Louise and her parents arrived in New York City aboard the Carpathia on April 18 and spent the first four days in St. Vincent's Hospital. Anton's uncle sent the family money to purchase train tickets to Milwaukee and they departed New York City on April 22, arriving two days later. Upon arriving home, Anton rented a farm where he and his family lived. In 1919, Anton and Luise divorced and Anton returned to his native Austria, where he remarried. Luise herself remarried, but refused to discuss the Titanic disaster with anyone.

==Marriage==
In 1932, Kink married Harold Pope and the couple had four children. They divorced shortly after the birth of their fourth child.

==Later years==
In her later years, Kink became more involved in Titanic-related activities. Shortly after the wreck was discovered in 1985 at the bottom of the Atlantic, she testified before the U.S. House of Representatives Committee on Merchant Marine and Fisheries, urging protection of the site as a memorial.

In 1987, Kink joined several survivors at a convention in Wilmington, Delaware, commemorating the 75th anniversary of the sinking. In 1988, she was present at another convention organized by the Titanic Historical Society held in Boston, Massachusetts, and was guest of honor in 1989 at the inaugural convention of the Titanic International Society in Philadelphia, Pennsylvania. In 1990, Kink was guest of honor on Ellis Island as a plaque remembering those lost immigrating to the U.S. was formally dedicated. In September 1991, she joined Halifax Mayor Ronald Wallace at the Fairview Lawn Cemetery in Halifax, Nova Scotia, Canada, for ceremonies commemorating the Titanic International Society's identification of six previously unknown Titanic victims buried there.

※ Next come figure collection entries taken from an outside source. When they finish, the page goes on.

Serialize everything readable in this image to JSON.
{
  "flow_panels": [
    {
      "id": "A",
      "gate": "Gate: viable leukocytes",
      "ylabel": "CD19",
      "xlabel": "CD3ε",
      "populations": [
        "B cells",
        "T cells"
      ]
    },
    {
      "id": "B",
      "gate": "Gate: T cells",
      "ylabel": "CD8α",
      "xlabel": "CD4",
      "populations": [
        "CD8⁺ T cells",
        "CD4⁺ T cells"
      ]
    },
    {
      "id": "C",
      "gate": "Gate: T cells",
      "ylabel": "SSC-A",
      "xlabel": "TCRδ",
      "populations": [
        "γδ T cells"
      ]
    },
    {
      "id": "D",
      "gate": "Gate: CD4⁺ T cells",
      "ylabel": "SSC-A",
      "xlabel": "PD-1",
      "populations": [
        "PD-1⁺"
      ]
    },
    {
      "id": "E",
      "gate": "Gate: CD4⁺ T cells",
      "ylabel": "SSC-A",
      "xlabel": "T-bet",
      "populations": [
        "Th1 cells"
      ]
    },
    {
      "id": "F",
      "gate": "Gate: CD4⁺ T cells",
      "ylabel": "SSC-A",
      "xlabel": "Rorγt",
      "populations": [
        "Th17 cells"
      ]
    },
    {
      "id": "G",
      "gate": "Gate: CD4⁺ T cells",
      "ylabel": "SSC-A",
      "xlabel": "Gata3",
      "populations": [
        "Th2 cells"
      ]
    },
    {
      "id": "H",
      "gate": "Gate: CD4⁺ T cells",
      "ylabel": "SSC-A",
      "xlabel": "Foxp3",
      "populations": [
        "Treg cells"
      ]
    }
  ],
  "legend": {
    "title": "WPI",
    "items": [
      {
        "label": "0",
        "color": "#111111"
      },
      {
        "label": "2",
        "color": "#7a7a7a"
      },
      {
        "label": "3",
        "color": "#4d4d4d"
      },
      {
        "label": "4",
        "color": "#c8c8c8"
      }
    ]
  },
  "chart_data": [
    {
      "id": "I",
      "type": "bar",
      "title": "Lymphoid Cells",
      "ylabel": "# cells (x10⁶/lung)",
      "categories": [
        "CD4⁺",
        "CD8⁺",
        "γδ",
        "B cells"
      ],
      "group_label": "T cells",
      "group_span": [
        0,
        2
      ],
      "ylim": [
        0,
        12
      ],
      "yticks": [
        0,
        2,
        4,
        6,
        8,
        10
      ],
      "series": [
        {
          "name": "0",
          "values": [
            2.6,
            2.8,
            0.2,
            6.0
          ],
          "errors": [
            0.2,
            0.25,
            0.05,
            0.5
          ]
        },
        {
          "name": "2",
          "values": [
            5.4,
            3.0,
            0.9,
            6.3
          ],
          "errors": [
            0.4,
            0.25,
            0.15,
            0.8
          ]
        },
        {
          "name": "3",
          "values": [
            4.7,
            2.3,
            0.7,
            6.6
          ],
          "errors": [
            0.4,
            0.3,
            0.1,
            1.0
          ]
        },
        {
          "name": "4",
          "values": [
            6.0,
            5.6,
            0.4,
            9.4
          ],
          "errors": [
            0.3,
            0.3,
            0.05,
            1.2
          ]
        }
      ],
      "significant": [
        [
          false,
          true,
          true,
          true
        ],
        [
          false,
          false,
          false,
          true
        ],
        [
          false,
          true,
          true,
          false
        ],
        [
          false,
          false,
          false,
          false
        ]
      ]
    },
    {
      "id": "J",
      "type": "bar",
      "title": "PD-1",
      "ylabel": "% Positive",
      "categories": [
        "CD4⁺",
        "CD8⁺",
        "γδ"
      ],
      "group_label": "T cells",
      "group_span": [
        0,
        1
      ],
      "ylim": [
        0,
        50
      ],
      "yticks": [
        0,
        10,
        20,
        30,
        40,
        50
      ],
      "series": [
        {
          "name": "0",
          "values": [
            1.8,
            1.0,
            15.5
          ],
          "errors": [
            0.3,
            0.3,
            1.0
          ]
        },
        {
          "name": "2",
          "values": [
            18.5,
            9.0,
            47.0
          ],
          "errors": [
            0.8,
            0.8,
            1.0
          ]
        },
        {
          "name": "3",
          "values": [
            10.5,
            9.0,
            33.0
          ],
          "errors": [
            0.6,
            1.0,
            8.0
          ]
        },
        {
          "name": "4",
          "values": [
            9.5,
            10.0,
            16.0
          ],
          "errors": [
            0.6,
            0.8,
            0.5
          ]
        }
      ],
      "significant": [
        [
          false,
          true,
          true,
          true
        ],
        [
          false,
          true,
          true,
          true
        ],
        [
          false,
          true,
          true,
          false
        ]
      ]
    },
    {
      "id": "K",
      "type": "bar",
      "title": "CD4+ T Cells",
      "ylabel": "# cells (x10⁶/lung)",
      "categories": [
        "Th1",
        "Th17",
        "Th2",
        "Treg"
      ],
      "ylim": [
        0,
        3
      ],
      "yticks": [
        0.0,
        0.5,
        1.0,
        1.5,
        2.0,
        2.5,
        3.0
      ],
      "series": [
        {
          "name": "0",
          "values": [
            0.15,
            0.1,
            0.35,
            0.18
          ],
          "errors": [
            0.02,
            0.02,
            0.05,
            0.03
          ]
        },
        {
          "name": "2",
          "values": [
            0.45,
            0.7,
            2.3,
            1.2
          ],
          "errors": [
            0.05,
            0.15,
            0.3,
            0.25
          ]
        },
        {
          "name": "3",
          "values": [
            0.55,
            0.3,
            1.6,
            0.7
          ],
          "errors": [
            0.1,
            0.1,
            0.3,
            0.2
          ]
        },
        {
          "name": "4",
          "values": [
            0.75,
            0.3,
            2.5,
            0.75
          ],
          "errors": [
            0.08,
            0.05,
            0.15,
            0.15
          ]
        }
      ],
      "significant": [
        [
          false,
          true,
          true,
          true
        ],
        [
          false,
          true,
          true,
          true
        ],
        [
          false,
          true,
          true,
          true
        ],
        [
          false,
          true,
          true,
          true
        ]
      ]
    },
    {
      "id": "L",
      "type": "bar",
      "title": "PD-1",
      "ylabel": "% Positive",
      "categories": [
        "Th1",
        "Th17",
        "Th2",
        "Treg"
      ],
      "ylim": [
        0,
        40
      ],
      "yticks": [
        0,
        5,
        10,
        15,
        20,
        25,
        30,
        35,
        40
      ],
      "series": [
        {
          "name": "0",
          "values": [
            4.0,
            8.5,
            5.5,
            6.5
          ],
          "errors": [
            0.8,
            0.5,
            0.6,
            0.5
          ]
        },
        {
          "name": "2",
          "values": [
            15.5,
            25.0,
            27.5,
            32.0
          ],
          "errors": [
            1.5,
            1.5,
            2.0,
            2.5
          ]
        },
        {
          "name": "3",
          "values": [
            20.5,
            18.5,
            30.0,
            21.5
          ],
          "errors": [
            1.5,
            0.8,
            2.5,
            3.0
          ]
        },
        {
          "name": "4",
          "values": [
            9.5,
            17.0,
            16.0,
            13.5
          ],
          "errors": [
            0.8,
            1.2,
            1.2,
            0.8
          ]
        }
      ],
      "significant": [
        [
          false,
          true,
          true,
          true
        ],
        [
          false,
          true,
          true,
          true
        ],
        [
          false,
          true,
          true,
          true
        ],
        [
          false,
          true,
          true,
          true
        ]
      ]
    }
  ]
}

Despite having had tuberculosis, arthritis, and breast cancer, Kink returned to Boston yet again in 1992 to participate in the Titanic Historical Society's convention marking the 80th anniversary of the maritime disaster. In April 1992, she was guest of honor in New Jersey at a Titanic-related play.

==Death==
Kink died on August 25, 1992, from lung cancer in Milwaukee, Wisconsin. She was 84 years old. She is buried next to her mother at Sunnyside Cemetery in Menomonee Falls. On the front of their gravestones are the following words: "American Immigrants, Survivors of the Titanic Disaster, April 15, 1912".